To prepare brownies, coat bottom of an 8-inch square baking pan with cooking spray (do not coat sides of pan); set aside.
Combine 1 ounce chocolate and 3 1/2 tablespoons butter in a microwave-safe bowl. Cover and microwave at HIGH 1 minute or until chocolate almost melts. Stir until completely melted. Stir in 1 cup sugar and next 6 ingredients (1 cup sugar through egg).
Lightly spoon flour into a dry measuring cup; level with a knife. Combine flour, baking powder, baking soda, and salt in a large bowl; stir well with a whisk. Add chocolate mixture; stir just until moist. Spread into prepared pan.
Bake at 350° for 22 minutes or until a wooden pick inserted in center comes out almost clean. Cool in pan on a wire rack.
To prepare glaze, combine 2 tablespoons sugar, water, syrup, and 2 teaspoons butter in a small microwave-safe bowl. Microwave at HIGH 40 seconds or until sugar dissolves, stirring once. Add 1 ounce chocolate and 1 teaspoon liqueur, stirring until chocolate melts. Spread over brownies; cool 20 minutes or until glaze is set.

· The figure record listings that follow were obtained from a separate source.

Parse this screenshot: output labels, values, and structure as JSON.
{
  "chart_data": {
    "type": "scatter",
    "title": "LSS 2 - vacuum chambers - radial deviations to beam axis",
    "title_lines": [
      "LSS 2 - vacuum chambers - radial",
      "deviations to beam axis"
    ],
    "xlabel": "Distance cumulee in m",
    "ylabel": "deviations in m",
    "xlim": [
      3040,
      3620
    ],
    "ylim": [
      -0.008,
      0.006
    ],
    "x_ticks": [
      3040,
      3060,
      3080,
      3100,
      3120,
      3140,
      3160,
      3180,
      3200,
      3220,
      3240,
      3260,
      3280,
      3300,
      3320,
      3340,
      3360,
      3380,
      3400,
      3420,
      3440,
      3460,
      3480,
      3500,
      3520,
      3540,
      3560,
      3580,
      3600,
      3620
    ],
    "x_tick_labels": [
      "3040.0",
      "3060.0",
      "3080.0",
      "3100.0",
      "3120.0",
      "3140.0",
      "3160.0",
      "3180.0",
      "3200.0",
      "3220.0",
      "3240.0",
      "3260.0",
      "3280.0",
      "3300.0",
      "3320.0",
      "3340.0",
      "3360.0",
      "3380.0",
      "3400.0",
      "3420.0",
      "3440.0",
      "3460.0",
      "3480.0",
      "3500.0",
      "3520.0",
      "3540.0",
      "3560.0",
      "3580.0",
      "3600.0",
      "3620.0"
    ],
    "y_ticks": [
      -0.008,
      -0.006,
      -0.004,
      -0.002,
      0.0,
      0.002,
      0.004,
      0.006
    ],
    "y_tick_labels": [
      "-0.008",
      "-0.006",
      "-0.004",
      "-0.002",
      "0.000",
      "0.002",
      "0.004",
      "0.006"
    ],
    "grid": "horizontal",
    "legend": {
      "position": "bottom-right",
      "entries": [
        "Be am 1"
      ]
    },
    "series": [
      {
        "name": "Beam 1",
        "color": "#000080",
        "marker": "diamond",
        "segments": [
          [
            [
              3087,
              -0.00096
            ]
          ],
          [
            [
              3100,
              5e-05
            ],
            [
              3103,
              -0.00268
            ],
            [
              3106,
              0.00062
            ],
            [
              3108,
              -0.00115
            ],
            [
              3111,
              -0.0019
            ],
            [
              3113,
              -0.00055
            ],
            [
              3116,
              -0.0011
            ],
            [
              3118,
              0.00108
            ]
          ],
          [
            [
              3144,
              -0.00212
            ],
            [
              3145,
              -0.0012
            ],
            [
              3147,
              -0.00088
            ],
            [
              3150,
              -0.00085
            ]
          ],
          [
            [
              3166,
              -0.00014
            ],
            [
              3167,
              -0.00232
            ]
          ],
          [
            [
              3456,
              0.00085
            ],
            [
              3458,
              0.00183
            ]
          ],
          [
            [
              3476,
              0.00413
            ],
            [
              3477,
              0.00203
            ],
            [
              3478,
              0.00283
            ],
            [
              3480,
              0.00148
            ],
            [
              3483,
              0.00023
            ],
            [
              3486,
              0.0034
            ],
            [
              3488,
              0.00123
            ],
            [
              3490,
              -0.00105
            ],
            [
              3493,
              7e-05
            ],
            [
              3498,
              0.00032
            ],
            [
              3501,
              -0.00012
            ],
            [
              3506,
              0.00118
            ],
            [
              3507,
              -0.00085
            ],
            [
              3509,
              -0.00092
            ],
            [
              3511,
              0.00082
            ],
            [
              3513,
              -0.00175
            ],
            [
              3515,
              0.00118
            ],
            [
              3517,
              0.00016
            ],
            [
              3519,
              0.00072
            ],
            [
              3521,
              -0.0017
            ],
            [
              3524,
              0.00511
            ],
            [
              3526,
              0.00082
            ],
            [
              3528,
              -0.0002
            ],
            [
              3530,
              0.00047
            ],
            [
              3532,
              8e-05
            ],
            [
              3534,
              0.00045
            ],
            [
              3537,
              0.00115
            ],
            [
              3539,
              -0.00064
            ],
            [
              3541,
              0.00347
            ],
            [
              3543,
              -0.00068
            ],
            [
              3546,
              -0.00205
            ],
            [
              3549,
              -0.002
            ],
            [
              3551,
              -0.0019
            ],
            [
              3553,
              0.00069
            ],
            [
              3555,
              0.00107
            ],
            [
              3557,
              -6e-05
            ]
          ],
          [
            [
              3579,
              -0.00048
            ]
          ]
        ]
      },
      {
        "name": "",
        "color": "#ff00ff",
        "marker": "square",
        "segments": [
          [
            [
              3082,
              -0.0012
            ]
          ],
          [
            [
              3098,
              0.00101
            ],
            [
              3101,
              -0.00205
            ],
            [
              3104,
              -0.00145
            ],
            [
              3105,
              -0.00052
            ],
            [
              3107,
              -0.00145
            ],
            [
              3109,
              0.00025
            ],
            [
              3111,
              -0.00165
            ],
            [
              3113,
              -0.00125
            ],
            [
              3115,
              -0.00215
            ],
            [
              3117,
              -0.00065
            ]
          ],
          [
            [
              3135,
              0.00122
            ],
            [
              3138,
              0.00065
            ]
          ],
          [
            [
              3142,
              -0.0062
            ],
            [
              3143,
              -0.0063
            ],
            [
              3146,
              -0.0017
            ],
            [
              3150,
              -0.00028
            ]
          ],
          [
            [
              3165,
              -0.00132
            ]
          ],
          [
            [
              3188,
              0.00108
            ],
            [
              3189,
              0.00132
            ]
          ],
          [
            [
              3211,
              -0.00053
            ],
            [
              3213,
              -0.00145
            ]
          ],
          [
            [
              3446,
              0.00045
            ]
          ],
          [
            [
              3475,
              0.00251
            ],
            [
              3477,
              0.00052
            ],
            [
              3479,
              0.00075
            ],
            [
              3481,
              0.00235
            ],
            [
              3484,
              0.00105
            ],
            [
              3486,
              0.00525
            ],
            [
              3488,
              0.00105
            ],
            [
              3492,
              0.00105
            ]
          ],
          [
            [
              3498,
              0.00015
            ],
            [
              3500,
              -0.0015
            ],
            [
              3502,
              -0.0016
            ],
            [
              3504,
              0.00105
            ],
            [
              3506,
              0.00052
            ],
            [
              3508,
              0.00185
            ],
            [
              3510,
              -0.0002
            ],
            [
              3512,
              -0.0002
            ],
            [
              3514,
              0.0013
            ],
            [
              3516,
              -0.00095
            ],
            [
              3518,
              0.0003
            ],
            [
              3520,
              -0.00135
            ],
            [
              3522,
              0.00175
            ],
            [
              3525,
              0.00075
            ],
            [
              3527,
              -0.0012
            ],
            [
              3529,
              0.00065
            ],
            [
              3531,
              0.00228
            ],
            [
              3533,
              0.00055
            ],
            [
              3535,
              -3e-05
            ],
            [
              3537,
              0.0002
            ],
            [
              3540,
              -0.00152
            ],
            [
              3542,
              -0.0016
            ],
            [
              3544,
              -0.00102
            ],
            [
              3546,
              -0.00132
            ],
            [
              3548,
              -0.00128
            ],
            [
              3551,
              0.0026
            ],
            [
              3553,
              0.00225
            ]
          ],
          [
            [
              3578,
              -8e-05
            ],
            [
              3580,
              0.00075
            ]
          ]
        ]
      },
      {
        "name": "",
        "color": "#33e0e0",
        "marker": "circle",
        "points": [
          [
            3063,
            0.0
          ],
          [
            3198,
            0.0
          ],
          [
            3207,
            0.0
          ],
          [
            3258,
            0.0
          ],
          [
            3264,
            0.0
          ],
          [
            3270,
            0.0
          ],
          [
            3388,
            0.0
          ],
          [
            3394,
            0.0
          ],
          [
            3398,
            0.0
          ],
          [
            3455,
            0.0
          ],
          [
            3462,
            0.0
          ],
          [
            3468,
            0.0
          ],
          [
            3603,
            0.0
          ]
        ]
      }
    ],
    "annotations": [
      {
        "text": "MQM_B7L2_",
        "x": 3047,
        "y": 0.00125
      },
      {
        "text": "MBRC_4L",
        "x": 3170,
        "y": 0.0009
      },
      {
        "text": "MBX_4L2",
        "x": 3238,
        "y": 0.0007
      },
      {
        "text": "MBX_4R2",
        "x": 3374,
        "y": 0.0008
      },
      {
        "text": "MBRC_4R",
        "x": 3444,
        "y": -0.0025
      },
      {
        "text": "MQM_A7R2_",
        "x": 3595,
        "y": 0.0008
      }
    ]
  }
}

These live up to their name - like brownies at the edges, but dense and chewy towards the center like fudge. I would use even a bit more kahlua in the batter and glaze, and also would have liked the glaze a bit thicker (it was a little runny).

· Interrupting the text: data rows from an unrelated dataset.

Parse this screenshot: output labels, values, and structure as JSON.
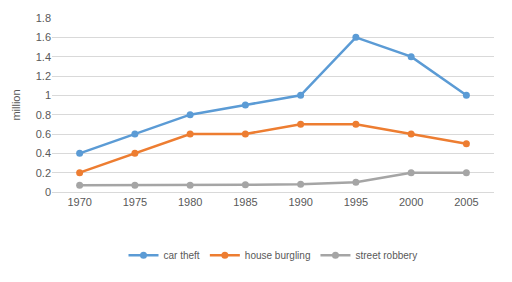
{
  "chart_data": {
    "type": "line",
    "y_label": "million",
    "categories": [
      "1970",
      "1975",
      "1980",
      "1985",
      "1990",
      "1995",
      "2000",
      "2005"
    ],
    "series": [
      {
        "name": "car theft",
        "color": "#5b9bd5",
        "values": [
          0.4,
          0.6,
          0.8,
          0.9,
          1.0,
          1.6,
          1.4,
          1.0
        ]
      },
      {
        "name": "house burgling",
        "color": "#ed7d31",
        "values": [
          0.2,
          0.4,
          0.6,
          0.6,
          0.7,
          0.7,
          0.6,
          0.5
        ]
      },
      {
        "name": "street robbery",
        "color": "#a5a5a5",
        "values": [
          0.07,
          0.07,
          0.07,
          0.075,
          0.08,
          0.1,
          0.2,
          0.2
        ]
      }
    ],
    "ylim": [
      0,
      1.8
    ],
    "yticks": [
      0,
      0.2,
      0.4,
      0.6,
      0.8,
      1,
      1.2,
      1.4,
      1.6,
      1.8
    ],
    "grid": true,
    "legend": "bottom",
    "marker": "circle",
    "line_style": "solid"
  }
}
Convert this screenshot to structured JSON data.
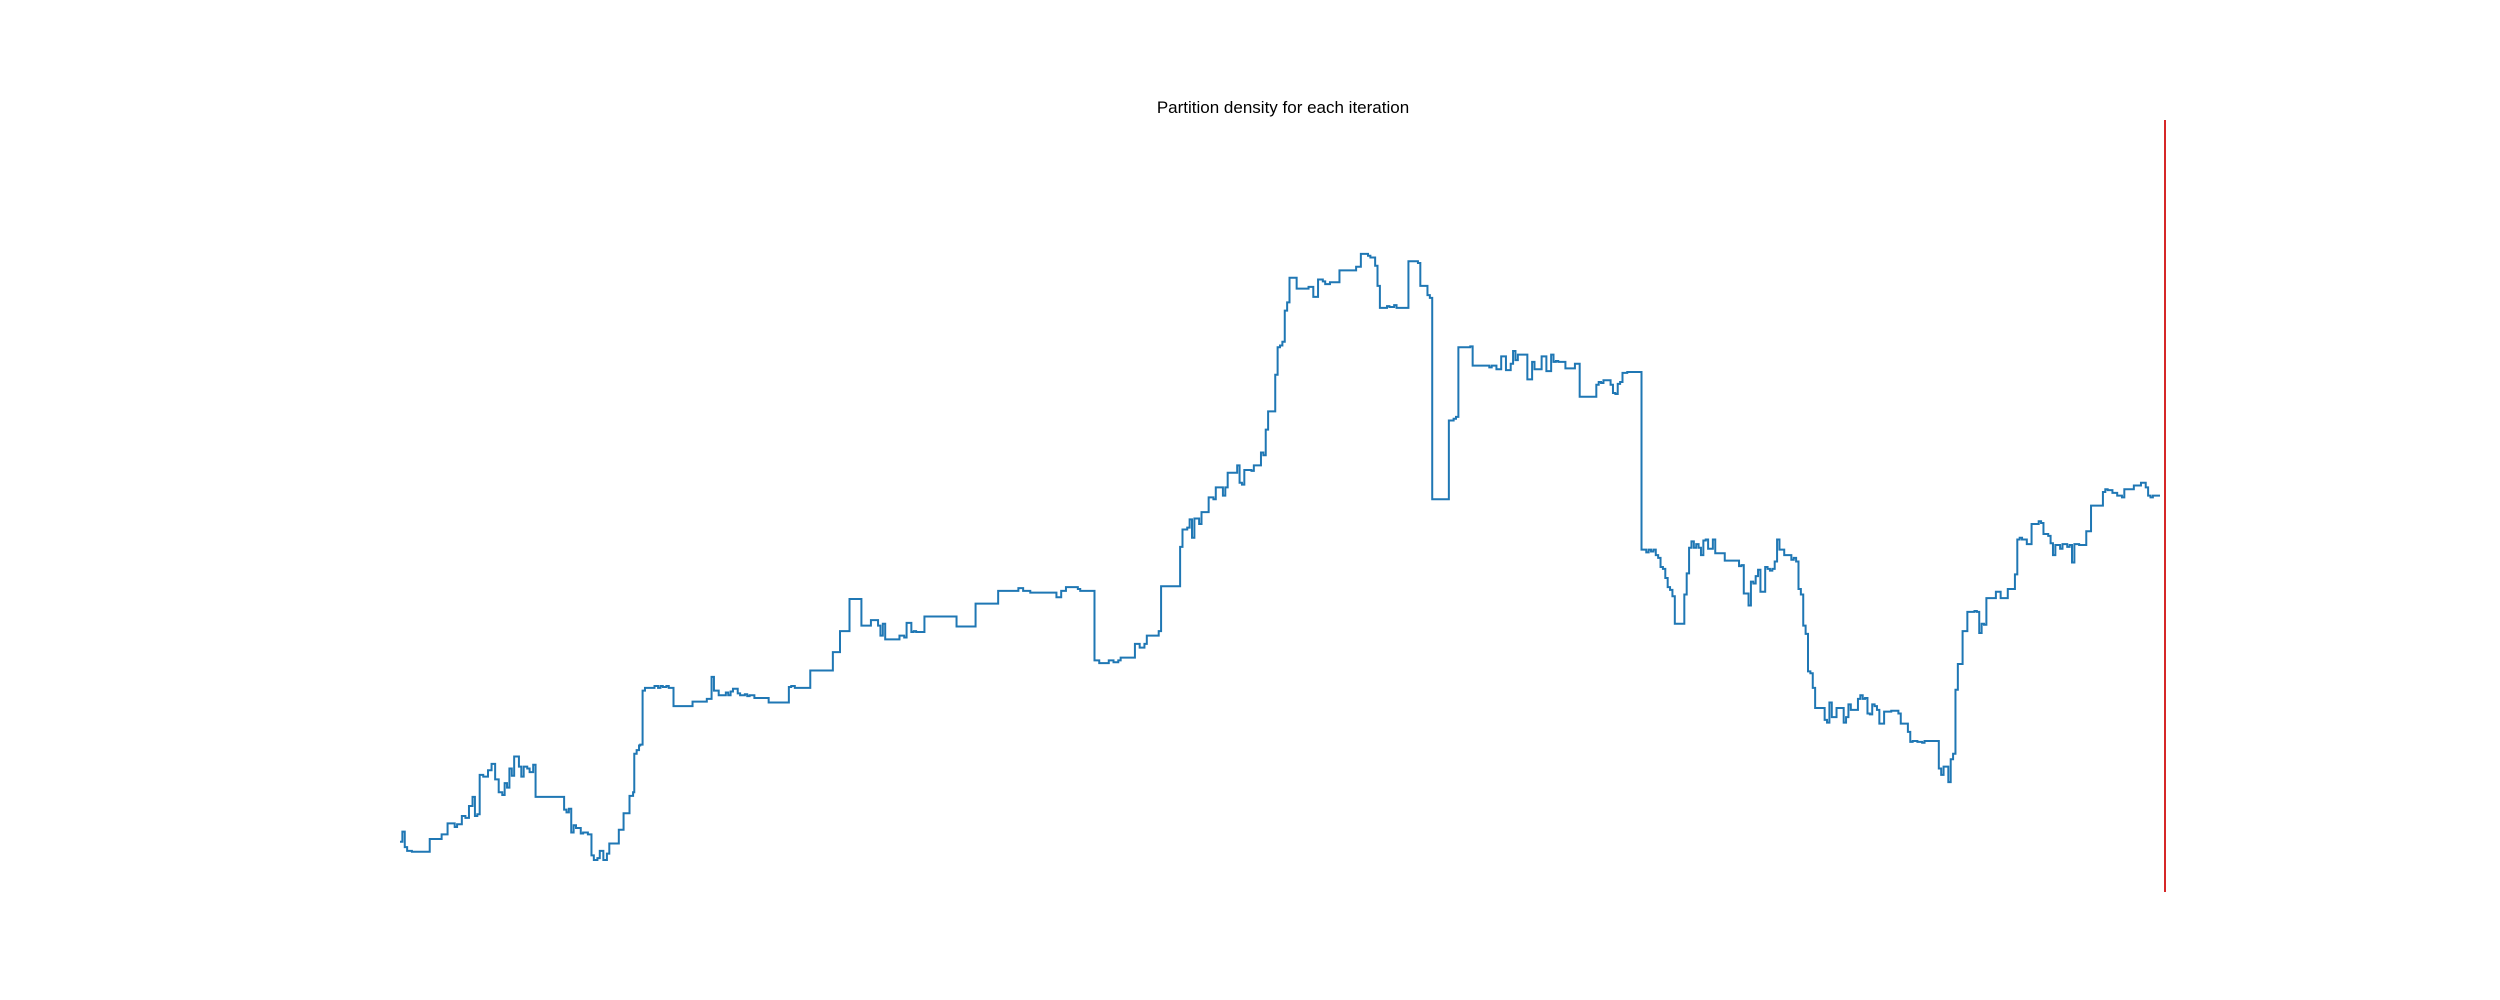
{
  "chart_data": {
    "type": "line",
    "title": "Partition density for each iteration",
    "xlabel": "",
    "ylabel": "",
    "axes_visible": false,
    "grid": false,
    "legend": "none",
    "step_style": "step",
    "colors": {
      "series": "#1f77b4",
      "marker_line": "#d62728",
      "background": "#ffffff"
    },
    "xlim": [
      0,
      1765
    ],
    "ylim": [
      0,
      770
    ],
    "series": [
      {
        "values": [
          [
            0,
            20
          ],
          [
            2,
            31
          ],
          [
            4,
            14
          ],
          [
            6,
            10
          ],
          [
            10,
            9
          ],
          [
            14,
            9
          ],
          [
            22,
            9
          ],
          [
            25,
            23
          ],
          [
            29,
            23
          ],
          [
            35,
            28
          ],
          [
            38,
            28
          ],
          [
            40,
            40
          ],
          [
            43,
            40
          ],
          [
            46,
            36
          ],
          [
            48,
            39
          ],
          [
            52,
            48
          ],
          [
            55,
            46
          ],
          [
            58,
            59
          ],
          [
            61,
            69
          ],
          [
            63,
            48
          ],
          [
            65,
            50
          ],
          [
            67,
            93
          ],
          [
            70,
            91
          ],
          [
            74,
            98
          ],
          [
            77,
            105
          ],
          [
            80,
            88
          ],
          [
            83,
            74
          ],
          [
            86,
            71
          ],
          [
            88,
            84
          ],
          [
            90,
            79
          ],
          [
            92,
            100
          ],
          [
            94,
            92
          ],
          [
            96,
            113
          ],
          [
            100,
            102
          ],
          [
            102,
            91
          ],
          [
            104,
            102
          ],
          [
            107,
            100
          ],
          [
            109,
            96
          ],
          [
            112,
            104
          ],
          [
            114,
            69
          ],
          [
            116,
            69
          ],
          [
            118,
            69
          ],
          [
            122,
            69
          ],
          [
            124,
            69
          ],
          [
            127,
            69
          ],
          [
            129,
            69
          ],
          [
            131,
            69
          ],
          [
            133,
            69
          ],
          [
            135,
            69
          ],
          [
            138,
            55
          ],
          [
            140,
            52
          ],
          [
            142,
            56
          ],
          [
            144,
            30
          ],
          [
            146,
            38
          ],
          [
            148,
            35
          ],
          [
            152,
            29
          ],
          [
            154,
            30
          ],
          [
            158,
            28
          ],
          [
            161,
            5
          ],
          [
            163,
            0
          ],
          [
            166,
            2
          ],
          [
            168,
            10
          ],
          [
            171,
            0
          ],
          [
            173,
            0
          ],
          [
            174,
            7
          ],
          [
            176,
            18
          ],
          [
            180,
            18
          ],
          [
            184,
            33
          ],
          [
            186,
            33
          ],
          [
            188,
            51
          ],
          [
            190,
            51
          ],
          [
            193,
            70
          ],
          [
            196,
            74
          ],
          [
            197,
            116
          ],
          [
            199,
            120
          ],
          [
            201,
            125
          ],
          [
            202,
            126
          ],
          [
            204,
            185
          ],
          [
            206,
            188
          ],
          [
            208,
            188
          ],
          [
            212,
            188
          ],
          [
            214,
            190
          ],
          [
            217,
            188
          ],
          [
            219,
            190
          ],
          [
            221,
            189
          ],
          [
            224,
            190
          ],
          [
            226,
            188
          ],
          [
            230,
            168
          ],
          [
            234,
            168
          ],
          [
            238,
            168
          ],
          [
            242,
            168
          ],
          [
            246,
            173
          ],
          [
            250,
            173
          ],
          [
            254,
            173
          ],
          [
            258,
            176
          ],
          [
            262,
            200
          ],
          [
            264,
            185
          ],
          [
            268,
            180
          ],
          [
            270,
            180
          ],
          [
            274,
            183
          ],
          [
            276,
            180
          ],
          [
            278,
            184
          ],
          [
            280,
            187
          ],
          [
            284,
            182
          ],
          [
            286,
            180
          ],
          [
            288,
            180
          ],
          [
            290,
            181
          ],
          [
            292,
            179
          ],
          [
            294,
            180
          ],
          [
            298,
            177
          ],
          [
            302,
            177
          ],
          [
            306,
            177
          ],
          [
            310,
            172
          ],
          [
            314,
            172
          ],
          [
            318,
            172
          ],
          [
            321,
            172
          ],
          [
            324,
            172
          ],
          [
            327,
            189
          ],
          [
            329,
            190
          ],
          [
            332,
            188
          ],
          [
            338,
            188
          ],
          [
            342,
            188
          ],
          [
            345,
            207
          ],
          [
            348,
            207
          ],
          [
            352,
            207
          ],
          [
            356,
            207
          ],
          [
            360,
            207
          ],
          [
            362,
            207
          ],
          [
            364,
            227
          ],
          [
            368,
            227
          ],
          [
            370,
            250
          ],
          [
            372,
            250
          ],
          [
            376,
            250
          ],
          [
            378,
            285
          ],
          [
            380,
            285
          ],
          [
            382,
            285
          ],
          [
            386,
            285
          ],
          [
            388,
            256
          ],
          [
            391,
            256
          ],
          [
            394,
            256
          ],
          [
            396,
            262
          ],
          [
            398,
            262
          ],
          [
            402,
            256
          ],
          [
            404,
            245
          ],
          [
            406,
            258
          ],
          [
            408,
            241
          ],
          [
            410,
            241
          ],
          [
            413,
            241
          ],
          [
            416,
            241
          ],
          [
            418,
            241
          ],
          [
            420,
            245
          ],
          [
            424,
            243
          ],
          [
            426,
            259
          ],
          [
            428,
            259
          ],
          [
            430,
            249
          ],
          [
            432,
            250
          ],
          [
            434,
            249
          ],
          [
            436,
            249
          ],
          [
            438,
            249
          ],
          [
            441,
            266
          ],
          [
            443,
            266
          ],
          [
            445,
            266
          ],
          [
            446,
            266
          ],
          [
            450,
            266
          ],
          [
            452,
            266
          ],
          [
            454,
            266
          ],
          [
            456,
            266
          ],
          [
            458,
            266
          ],
          [
            460,
            266
          ],
          [
            463,
            266
          ],
          [
            466,
            266
          ],
          [
            468,
            255
          ],
          [
            470,
            255
          ],
          [
            472,
            255
          ],
          [
            475,
            255
          ],
          [
            478,
            255
          ],
          [
            480,
            255
          ],
          [
            482,
            255
          ],
          [
            484,
            280
          ],
          [
            486,
            280
          ],
          [
            490,
            280
          ],
          [
            493,
            280
          ],
          [
            496,
            280
          ],
          [
            498,
            280
          ],
          [
            500,
            280
          ],
          [
            503,
            294
          ],
          [
            506,
            294
          ],
          [
            508,
            294
          ],
          [
            510,
            294
          ],
          [
            512,
            294
          ],
          [
            515,
            294
          ],
          [
            518,
            294
          ],
          [
            520,
            297
          ],
          [
            524,
            294
          ],
          [
            526,
            294
          ],
          [
            528,
            294
          ],
          [
            530,
            292
          ],
          [
            532,
            292
          ],
          [
            534,
            292
          ],
          [
            536,
            292
          ],
          [
            538,
            292
          ],
          [
            540,
            292
          ],
          [
            542,
            292
          ],
          [
            545,
            292
          ],
          [
            548,
            292
          ],
          [
            550,
            292
          ],
          [
            552,
            287
          ],
          [
            554,
            287
          ],
          [
            556,
            294
          ],
          [
            558,
            294
          ],
          [
            560,
            298
          ],
          [
            564,
            298
          ],
          [
            566,
            298
          ],
          [
            570,
            296
          ],
          [
            572,
            294
          ],
          [
            575,
            294
          ],
          [
            578,
            294
          ],
          [
            580,
            294
          ]
        ]
      }
    ],
    "marker_line_x": 1765
  }
}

Absolutely delicious brownies! I was a little worried at first because the batter didn't taste fantastic, but cooked and with the glaze they're fabulous. They had more of a chocolate taste than a mocha, so next time I think I'll use more instant coffee.

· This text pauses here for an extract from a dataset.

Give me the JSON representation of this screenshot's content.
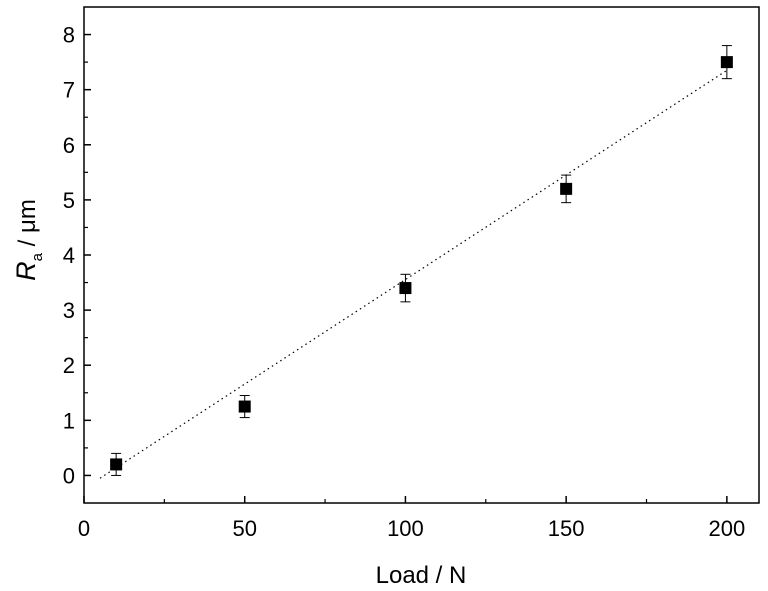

Because my family doesn't like things too sweet, I omitted the extra chocolate and the glaze. I mixed instant expresso granules into the creamed sugar-butter-egg mixture, and they dissolved just fine (also used 1/2 cup egg substitute instead of fresh eggs). Removed from over after 22 minutes. They were moist and very tasty. A sprinkling of powdered sugar was a sufficient topping.